Et je pense que là nous rejoignons le texte de l'évangile de Jean. Ce pain qui est
au-dessus de tout, ce pain supersubstantiel, ce pain de vie, ce pain vivant c'est
le Christ.
En demandant à Dieu ce pain, nous confessons que tout ce qui est essentiel
pour notre vie, c'est le Christ qui nous a été donné par Dieu.
Et cette demande nous pouvons la faire parce que Dieu nous a déjà donné son
Fils, lui qui nous a dit qu'Il était le Pain vivant descendu du ciel.

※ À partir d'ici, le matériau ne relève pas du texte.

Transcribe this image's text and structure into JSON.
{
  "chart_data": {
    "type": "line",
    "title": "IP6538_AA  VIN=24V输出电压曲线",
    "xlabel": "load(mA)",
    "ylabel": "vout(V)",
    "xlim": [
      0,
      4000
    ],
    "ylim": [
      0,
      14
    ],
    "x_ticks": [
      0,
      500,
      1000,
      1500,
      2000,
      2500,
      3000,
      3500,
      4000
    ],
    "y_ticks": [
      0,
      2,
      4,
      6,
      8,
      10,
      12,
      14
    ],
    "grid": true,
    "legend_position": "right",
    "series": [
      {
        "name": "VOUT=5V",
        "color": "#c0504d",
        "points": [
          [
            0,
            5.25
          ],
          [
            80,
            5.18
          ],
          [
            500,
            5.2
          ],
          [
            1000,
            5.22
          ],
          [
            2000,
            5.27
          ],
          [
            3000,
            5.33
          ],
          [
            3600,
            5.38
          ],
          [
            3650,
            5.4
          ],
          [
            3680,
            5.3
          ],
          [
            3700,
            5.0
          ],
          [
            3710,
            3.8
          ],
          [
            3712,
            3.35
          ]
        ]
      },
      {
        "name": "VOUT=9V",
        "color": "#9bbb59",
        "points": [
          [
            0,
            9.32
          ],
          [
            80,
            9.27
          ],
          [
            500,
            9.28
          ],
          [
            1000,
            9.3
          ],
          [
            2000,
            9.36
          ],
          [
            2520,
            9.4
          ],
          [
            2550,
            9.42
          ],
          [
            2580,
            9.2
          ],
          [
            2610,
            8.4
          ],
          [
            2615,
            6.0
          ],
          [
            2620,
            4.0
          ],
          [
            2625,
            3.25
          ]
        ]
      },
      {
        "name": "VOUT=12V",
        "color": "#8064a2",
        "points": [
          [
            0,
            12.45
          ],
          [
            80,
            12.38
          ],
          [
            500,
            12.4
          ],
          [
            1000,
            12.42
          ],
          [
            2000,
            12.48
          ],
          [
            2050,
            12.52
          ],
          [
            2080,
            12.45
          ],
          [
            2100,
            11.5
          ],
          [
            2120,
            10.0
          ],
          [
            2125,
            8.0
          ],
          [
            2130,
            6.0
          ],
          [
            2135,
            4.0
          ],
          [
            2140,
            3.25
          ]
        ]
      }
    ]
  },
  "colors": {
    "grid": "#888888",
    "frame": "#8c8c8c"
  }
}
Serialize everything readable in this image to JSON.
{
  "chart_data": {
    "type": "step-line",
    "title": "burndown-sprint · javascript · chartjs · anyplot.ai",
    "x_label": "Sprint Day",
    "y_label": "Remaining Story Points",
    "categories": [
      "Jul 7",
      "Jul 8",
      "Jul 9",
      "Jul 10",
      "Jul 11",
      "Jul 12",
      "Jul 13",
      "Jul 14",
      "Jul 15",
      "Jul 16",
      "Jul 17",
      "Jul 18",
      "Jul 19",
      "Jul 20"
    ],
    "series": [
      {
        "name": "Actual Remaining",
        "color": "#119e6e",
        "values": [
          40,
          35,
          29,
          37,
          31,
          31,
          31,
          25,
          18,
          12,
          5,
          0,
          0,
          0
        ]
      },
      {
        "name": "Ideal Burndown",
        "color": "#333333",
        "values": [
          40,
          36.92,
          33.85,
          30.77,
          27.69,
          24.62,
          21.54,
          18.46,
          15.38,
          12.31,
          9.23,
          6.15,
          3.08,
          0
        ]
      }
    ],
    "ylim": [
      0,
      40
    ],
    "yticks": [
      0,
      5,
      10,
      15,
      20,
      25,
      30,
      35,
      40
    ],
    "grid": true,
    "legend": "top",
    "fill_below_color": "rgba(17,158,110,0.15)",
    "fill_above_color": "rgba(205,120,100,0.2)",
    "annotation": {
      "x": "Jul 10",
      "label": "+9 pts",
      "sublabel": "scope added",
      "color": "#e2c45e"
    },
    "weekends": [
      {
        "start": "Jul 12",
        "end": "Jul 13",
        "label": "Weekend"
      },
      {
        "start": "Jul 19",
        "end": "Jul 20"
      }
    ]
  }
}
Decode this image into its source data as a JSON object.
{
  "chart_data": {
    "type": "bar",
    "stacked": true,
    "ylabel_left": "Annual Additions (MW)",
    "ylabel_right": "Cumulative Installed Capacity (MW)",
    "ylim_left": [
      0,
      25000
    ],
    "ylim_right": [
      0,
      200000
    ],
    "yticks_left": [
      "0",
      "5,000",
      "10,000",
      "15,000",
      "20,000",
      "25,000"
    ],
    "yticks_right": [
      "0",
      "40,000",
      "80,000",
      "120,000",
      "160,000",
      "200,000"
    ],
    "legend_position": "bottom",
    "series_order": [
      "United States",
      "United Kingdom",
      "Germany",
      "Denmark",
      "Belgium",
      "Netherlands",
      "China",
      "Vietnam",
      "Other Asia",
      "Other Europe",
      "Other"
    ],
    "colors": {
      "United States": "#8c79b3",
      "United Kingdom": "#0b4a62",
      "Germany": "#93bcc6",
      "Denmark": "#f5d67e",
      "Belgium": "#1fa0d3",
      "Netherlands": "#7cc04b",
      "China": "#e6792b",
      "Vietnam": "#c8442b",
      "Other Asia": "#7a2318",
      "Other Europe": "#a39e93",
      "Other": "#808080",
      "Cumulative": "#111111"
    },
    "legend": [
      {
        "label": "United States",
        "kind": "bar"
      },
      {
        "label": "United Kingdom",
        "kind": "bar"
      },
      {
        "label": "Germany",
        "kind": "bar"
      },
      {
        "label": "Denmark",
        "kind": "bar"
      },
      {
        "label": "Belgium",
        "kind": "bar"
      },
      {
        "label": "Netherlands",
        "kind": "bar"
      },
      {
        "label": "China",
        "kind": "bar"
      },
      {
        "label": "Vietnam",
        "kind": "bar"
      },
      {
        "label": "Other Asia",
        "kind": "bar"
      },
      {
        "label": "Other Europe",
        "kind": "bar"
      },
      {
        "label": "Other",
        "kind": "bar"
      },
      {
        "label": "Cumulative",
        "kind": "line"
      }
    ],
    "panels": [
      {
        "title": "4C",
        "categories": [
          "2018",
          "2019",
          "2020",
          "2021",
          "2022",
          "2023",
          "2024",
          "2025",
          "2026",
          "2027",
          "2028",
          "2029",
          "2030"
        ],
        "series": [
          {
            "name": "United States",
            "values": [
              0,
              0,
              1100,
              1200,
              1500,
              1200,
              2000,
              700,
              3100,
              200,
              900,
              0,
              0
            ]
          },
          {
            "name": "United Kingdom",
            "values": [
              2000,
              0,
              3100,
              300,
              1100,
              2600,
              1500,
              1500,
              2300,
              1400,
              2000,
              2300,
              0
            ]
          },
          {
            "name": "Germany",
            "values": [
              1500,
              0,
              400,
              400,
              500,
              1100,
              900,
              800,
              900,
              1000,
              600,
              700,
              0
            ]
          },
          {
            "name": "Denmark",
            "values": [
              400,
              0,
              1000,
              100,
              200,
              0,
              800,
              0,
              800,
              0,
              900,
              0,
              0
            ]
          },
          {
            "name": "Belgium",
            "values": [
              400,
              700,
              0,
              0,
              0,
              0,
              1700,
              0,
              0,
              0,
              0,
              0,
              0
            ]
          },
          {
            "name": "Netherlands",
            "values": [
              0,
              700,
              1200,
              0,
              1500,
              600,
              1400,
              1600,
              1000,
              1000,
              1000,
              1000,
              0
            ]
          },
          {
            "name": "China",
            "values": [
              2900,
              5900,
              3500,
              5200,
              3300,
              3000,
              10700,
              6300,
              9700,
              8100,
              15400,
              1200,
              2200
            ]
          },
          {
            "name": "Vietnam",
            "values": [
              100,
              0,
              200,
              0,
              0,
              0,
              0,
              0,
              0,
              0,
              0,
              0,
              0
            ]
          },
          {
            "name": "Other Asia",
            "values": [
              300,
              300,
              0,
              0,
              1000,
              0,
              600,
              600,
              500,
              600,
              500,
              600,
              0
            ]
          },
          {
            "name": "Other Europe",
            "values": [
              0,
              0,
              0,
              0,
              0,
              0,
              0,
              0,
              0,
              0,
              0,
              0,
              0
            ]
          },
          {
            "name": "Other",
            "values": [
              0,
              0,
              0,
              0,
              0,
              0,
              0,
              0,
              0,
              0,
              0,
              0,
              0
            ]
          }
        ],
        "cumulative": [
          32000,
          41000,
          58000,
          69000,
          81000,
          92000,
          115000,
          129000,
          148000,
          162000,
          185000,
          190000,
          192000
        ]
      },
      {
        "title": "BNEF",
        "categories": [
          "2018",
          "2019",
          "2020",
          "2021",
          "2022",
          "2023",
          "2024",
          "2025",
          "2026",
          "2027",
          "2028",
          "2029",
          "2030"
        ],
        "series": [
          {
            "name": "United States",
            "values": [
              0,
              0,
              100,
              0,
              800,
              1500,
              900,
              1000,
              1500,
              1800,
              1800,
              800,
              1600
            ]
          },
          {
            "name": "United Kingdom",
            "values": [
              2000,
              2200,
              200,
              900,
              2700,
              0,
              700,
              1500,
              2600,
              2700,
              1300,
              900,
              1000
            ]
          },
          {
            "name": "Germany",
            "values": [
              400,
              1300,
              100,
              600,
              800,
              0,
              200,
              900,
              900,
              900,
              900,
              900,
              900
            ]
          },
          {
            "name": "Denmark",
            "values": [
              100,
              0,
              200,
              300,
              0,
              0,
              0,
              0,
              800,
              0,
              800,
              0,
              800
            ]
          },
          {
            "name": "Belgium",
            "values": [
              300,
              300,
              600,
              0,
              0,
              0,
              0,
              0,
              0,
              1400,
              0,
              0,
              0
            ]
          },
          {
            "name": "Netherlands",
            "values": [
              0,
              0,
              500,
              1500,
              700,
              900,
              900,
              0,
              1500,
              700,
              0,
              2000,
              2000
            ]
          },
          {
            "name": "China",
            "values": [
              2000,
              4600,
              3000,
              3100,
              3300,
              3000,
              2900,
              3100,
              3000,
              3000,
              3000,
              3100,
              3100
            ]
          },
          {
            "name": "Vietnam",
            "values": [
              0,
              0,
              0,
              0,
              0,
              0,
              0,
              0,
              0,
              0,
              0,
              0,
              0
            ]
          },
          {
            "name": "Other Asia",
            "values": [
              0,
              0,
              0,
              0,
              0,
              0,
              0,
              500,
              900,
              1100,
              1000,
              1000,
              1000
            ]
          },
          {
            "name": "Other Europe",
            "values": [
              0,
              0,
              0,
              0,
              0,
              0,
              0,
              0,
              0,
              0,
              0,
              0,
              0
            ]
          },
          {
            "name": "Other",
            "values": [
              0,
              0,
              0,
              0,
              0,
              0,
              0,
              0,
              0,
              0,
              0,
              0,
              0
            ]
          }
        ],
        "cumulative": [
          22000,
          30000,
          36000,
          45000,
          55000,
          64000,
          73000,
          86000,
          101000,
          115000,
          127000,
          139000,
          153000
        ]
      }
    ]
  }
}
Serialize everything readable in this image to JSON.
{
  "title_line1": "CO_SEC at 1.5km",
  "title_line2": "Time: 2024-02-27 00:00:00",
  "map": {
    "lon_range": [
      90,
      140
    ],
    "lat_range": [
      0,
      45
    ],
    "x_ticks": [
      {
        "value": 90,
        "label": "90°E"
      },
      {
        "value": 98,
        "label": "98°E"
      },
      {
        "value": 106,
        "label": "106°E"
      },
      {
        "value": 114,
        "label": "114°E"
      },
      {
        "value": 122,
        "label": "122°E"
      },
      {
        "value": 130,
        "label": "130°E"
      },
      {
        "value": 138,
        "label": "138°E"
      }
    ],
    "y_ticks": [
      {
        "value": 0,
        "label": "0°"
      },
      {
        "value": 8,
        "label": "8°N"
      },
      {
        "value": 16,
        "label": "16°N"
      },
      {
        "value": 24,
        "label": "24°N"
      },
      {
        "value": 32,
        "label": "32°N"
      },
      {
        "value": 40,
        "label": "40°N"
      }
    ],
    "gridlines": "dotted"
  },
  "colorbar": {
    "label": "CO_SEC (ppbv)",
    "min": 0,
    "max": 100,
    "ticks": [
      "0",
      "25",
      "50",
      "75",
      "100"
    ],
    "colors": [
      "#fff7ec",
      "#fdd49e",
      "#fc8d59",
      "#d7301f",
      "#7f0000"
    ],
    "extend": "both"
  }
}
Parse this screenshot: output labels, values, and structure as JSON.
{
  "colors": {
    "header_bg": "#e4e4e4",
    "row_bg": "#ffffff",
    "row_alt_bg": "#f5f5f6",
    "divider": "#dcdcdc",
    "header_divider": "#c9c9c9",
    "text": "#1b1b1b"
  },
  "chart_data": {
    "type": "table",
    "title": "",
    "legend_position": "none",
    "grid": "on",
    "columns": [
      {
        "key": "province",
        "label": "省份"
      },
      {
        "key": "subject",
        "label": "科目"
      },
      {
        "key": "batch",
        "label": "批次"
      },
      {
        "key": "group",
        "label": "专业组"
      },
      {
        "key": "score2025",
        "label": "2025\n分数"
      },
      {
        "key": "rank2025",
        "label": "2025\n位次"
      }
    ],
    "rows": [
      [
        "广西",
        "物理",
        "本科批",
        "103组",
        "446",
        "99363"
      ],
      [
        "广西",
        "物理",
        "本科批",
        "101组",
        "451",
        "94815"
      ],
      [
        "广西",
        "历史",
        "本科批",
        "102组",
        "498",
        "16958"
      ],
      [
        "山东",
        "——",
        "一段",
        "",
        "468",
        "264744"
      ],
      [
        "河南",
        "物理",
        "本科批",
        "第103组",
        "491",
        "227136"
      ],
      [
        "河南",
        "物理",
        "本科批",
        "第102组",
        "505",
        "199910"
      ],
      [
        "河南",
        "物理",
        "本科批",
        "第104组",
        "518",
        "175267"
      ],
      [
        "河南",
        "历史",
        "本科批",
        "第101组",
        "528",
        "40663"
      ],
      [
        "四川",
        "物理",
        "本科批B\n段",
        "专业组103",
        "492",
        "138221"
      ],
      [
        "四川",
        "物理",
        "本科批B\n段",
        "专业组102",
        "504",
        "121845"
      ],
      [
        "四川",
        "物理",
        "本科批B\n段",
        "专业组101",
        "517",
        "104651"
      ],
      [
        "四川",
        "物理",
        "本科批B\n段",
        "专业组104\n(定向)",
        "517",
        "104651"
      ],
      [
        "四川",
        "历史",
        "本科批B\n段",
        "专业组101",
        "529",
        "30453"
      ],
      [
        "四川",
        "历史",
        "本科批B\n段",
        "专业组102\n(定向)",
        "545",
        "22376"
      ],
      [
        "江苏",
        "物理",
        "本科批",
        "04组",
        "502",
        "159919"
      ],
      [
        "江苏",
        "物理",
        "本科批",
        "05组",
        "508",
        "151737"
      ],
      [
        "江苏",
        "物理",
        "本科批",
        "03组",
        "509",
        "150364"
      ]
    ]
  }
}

Et nous pouvons la faire quotidiennement car en formulant cette demande
nous nous abandonnons entièrement dans les mains de Dieu et nous plaçons
notre entière confiance en Lui.
"Donne-nous aujourd'hui notre pain qui est au-dessus de tout." Oui, Seigneur,
je sais et je crois que Tu es le Pain vivant descendu du ciel qui me donnera la
vie éternelle.
Alors oui, Notre Père, ce pain donne-le nous pour que nous puissions mettre
toute notre confiance en Ton Fils et non en nous-mêmes pour tout ce qui est
nécessaire à notre vie, à la vie des autres, à leur vie matérielle et spirituelle.